On se dit à voix basse : « Pourtant je ne demande pas grand chose... juste d'être un peu heureux de temps en temps comme tout le monde... juste de ne pas être envahi sans arrêt par des angoisses, des idées noires... juste de ne pas être continuellement submergé par la confusion et le stress... »
On s’étonne alors que ce vœu si modeste ne soit pas comblé. On s’en étonne, et si on a encore la force, on s’en indigne. Ce n’est pas juste ! Pourquoi eux ont-ils tout, alors que nous n’avons rien ? Pourquoi notre humble petit souhait reste-t-il insatisfait ?...
Mais peut-être que la question est mal posée. Et si c’était précisément parce que notre demande est trop modeste qu'elle restait en attente ? Après tout, ce que l’étude des luttes syndicales suggère, c'est que pour obtenir le minimum vital il faut demander beaucoup plus.
Une autre hypothèse : il se pourrait que ce soi-disant pas grand-chose que l’on réclame représente beaucoup plus que nous ne l’avouons. La tranquillité, pas grand-chose ? La paix mentale, un humble petit souhait ? Hum !
Il faut aussi prendre en compte le point de départ : rien qu’un tout petit peu de bonheur, lorsqu’on habite à que du malheur, ça fait déjà un sacré trajet.
Enfin, cette petite quantité de bonheur que l’on convoite n’est peut-être pas un objectif approprié. Et s’il fallait choisir entre deux directions opposées, sans que la solution intermédiaire ne se stabilise jamais suffisamment pour devenir une cible ? Pour goûter à ne serait-ce qu’une miette bonheur, mieux vaut viser le bonheur complet que cette zone d’anesthésie affective où l’on ne sent ni joie ni peine.
Mais venons en au fait.
Au fond, cette demande apparemment modeste d'un peu de paix et de bonheur révèle plus de trouille que d’humilité, plus d’inertie que de modestie. Car pourquoi demande-t-on peu, ou plutôt, pourquoi s'imagine-t-on qu'on demande peu ?
Parce qu’à un niveau plus ou moins conscient, nous savons déjà que pour obtenir « beaucoup » il faudrait chambouler radicalement notre vie, mettre en cause tout un tas de croyances auxquelles nous tenons comme à la prunelle de nos yeux... Comparaison justifiée : c'est à travers ces croyances-là qu'on voit le monde.
Au fond, ce qu'on voudrait, c'est aller mieux sans changer.
Tant qu'on ne veut modifier ni l'emplacement de ses meubles, ni celui de ses idées, on croit qu'on ne demande pas grand chose, mais en fait, on demande quelque chose d'impossible : une amélioration sans changement.

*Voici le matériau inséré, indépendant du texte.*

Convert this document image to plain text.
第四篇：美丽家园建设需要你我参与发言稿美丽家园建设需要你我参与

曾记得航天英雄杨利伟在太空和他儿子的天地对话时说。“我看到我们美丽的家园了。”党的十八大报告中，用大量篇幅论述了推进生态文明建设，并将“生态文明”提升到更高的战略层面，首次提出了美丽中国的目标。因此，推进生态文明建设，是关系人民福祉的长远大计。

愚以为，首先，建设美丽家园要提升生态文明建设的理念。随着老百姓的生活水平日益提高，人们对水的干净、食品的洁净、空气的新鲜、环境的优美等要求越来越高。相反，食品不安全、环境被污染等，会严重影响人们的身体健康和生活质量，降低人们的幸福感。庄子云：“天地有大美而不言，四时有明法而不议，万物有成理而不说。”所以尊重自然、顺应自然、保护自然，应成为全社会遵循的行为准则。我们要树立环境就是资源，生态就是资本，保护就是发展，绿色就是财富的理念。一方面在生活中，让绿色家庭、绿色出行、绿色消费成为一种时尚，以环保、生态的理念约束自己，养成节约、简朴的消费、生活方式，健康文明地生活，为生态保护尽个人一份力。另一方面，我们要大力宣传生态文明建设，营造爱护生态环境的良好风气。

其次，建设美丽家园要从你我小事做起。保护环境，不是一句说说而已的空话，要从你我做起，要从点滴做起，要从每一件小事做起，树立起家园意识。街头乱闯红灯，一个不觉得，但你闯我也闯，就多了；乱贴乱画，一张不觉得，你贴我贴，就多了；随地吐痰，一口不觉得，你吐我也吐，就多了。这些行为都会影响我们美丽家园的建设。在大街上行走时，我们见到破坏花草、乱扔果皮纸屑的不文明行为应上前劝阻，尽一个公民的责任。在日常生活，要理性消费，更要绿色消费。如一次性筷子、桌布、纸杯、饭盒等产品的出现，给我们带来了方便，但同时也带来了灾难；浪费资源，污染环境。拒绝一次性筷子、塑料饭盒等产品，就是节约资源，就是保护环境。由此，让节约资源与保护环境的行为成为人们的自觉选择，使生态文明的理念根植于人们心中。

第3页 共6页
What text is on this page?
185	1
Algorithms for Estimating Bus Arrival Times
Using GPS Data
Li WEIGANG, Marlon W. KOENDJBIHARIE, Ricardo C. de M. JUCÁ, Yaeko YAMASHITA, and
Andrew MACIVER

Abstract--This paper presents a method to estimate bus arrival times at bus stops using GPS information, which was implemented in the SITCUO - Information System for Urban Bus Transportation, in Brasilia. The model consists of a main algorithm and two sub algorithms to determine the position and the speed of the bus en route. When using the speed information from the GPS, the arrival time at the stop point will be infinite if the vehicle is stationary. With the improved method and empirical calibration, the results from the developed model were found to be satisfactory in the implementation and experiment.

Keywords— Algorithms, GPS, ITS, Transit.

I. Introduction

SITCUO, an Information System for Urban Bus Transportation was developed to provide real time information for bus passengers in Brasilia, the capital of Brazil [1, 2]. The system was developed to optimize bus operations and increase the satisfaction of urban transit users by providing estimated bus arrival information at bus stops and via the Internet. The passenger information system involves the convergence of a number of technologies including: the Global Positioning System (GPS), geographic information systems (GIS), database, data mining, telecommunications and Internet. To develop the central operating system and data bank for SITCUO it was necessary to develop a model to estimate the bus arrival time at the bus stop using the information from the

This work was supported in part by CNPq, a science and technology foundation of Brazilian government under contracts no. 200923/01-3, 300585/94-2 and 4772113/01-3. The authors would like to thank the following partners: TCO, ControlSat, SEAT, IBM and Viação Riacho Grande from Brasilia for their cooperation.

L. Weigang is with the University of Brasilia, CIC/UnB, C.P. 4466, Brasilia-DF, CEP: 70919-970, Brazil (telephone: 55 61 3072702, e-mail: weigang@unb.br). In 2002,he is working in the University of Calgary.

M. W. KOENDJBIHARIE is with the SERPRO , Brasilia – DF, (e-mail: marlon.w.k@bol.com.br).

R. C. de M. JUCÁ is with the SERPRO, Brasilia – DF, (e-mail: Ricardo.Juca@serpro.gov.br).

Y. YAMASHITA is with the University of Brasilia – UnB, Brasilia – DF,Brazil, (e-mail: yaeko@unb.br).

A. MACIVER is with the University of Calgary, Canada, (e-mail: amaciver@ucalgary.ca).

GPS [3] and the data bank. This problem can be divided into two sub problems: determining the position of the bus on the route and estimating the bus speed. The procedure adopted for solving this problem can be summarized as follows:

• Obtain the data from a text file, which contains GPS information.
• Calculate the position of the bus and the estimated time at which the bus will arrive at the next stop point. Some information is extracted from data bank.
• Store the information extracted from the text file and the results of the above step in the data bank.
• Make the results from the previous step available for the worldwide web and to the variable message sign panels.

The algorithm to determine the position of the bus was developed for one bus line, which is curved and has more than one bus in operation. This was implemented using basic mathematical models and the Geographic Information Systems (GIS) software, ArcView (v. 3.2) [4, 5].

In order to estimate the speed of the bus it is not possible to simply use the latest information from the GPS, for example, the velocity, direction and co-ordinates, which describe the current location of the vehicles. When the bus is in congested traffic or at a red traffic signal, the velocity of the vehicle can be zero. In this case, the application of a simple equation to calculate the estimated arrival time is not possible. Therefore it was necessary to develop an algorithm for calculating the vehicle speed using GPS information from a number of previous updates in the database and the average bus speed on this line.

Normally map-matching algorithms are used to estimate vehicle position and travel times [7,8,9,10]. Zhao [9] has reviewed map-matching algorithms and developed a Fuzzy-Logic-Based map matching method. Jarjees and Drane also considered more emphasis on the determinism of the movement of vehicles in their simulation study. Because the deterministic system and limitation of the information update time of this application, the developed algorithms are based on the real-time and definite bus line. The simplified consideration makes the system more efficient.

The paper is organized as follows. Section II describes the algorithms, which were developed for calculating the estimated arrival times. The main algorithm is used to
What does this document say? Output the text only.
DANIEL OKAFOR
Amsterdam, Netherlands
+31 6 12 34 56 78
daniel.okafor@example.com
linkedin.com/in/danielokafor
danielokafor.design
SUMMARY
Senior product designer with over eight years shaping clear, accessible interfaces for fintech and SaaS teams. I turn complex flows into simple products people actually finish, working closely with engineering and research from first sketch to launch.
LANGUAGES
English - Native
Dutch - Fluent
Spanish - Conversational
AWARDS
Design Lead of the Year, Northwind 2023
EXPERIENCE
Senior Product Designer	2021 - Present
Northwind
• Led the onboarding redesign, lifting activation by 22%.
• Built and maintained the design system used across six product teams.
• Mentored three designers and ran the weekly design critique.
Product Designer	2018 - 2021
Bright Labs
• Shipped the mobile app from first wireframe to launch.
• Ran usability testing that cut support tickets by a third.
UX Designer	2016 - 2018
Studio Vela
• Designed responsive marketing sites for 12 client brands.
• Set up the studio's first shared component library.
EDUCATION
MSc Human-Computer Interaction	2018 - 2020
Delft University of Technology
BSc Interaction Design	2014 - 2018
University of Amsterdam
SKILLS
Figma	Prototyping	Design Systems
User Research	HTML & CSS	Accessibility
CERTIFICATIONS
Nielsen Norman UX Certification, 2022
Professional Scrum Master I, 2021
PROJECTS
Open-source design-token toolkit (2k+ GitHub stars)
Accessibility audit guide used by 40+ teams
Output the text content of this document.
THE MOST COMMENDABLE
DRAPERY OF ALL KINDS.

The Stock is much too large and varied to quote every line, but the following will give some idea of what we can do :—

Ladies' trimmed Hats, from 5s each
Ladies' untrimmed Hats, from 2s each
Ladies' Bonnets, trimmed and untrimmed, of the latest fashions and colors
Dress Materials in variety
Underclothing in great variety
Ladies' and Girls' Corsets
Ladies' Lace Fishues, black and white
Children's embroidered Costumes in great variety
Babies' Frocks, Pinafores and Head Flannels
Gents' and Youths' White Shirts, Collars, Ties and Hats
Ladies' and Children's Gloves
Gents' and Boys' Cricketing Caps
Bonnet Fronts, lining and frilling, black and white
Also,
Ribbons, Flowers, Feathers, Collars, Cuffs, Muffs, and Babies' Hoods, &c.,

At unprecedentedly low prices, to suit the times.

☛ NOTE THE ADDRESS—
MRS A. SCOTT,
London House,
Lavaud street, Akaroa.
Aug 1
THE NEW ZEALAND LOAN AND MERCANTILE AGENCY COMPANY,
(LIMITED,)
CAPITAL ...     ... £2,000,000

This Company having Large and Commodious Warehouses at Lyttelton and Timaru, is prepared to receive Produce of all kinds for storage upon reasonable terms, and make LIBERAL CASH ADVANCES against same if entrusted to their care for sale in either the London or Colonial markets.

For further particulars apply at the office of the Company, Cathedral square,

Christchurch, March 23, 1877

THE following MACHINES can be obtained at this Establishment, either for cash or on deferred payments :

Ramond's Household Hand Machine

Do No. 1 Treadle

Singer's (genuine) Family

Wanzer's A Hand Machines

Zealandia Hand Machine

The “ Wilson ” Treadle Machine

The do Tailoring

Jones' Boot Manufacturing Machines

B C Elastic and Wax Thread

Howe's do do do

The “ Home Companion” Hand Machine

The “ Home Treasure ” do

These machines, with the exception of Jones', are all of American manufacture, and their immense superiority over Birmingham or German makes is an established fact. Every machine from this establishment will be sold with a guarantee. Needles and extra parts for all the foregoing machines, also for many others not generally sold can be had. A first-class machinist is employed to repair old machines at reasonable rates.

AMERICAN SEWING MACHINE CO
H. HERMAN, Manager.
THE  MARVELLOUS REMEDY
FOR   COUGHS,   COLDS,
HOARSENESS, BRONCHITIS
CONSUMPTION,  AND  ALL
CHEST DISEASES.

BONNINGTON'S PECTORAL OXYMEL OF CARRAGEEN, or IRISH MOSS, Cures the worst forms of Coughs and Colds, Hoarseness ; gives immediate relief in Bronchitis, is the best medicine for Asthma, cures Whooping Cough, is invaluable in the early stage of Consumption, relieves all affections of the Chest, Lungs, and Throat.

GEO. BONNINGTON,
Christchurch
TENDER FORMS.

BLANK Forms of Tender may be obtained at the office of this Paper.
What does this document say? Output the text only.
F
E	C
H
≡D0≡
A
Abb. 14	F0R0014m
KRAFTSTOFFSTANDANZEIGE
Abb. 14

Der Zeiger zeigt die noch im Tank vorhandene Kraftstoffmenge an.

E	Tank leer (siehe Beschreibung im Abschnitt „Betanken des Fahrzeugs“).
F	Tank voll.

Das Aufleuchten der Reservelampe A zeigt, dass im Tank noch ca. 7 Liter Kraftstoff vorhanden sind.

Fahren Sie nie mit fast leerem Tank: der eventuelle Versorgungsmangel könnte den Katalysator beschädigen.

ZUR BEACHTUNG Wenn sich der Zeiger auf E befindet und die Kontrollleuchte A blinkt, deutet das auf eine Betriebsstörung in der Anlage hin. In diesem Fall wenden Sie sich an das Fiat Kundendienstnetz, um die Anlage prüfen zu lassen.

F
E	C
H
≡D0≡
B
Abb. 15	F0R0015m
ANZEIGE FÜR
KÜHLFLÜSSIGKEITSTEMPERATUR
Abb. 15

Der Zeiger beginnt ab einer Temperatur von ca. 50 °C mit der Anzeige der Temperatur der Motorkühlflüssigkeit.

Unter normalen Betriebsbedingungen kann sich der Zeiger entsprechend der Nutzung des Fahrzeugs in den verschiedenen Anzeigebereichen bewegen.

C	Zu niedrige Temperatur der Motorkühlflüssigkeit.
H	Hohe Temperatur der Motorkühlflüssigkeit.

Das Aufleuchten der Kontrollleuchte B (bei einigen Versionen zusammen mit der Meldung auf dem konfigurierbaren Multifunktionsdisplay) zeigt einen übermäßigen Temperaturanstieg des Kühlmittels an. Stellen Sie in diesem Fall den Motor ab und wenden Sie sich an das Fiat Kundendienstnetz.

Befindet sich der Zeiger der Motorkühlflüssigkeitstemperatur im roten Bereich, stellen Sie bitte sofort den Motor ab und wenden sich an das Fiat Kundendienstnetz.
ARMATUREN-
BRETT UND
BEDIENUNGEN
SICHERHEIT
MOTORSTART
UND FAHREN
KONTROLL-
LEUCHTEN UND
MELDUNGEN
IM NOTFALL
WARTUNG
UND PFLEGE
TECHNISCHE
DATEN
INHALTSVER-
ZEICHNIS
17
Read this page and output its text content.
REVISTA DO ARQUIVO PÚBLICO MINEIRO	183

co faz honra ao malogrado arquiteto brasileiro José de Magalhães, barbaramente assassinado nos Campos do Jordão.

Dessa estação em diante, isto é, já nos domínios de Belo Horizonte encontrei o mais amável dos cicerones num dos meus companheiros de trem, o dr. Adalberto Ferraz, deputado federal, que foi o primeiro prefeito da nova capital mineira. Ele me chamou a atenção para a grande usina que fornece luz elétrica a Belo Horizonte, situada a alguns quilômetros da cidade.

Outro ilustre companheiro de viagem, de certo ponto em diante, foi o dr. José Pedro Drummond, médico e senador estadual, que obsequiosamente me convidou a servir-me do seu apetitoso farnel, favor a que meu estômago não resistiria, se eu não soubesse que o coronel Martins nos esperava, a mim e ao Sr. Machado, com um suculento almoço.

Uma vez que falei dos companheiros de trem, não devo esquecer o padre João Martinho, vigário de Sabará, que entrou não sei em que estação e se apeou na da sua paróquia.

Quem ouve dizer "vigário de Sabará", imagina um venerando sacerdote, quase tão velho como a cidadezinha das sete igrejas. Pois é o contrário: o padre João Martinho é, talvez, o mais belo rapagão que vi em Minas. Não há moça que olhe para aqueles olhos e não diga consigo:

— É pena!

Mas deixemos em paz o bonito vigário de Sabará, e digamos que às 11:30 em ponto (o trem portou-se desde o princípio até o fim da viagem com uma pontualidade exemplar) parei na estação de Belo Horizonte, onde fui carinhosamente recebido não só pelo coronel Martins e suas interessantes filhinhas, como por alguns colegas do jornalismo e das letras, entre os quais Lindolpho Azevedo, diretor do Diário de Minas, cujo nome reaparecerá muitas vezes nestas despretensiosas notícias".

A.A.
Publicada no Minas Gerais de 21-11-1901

Et on obtient donc... pas grand chose. Lorsqu'on se donne deux priorités contradictoires, on ne peut jamais être satisfait.
Ainsi, une femme qui cherche un homme très sérieux et fidèle qui en même temps la laisse complètement libre de tous ses faits et gestes, demande deux choses qui ne vont pas ensemble. Il faut qu'elle choisisse ce qui est le plus important pour elle : la fidélité de son conjoint, ou sa liberté à elle ?
De même, quand on veut aller mieux sans modifier en rien ses habitudes, on veut deux choses contradictoires. Il faut se demander qu'est-ce qui est le plus important, qu'est-ce que l’on considère comme la priorité des priorités : aller mieux, ou continuer sa vie sans changement majeur ?... Il est essentiel de faire un choix : on n'obtiendra jamais les deux en même temps.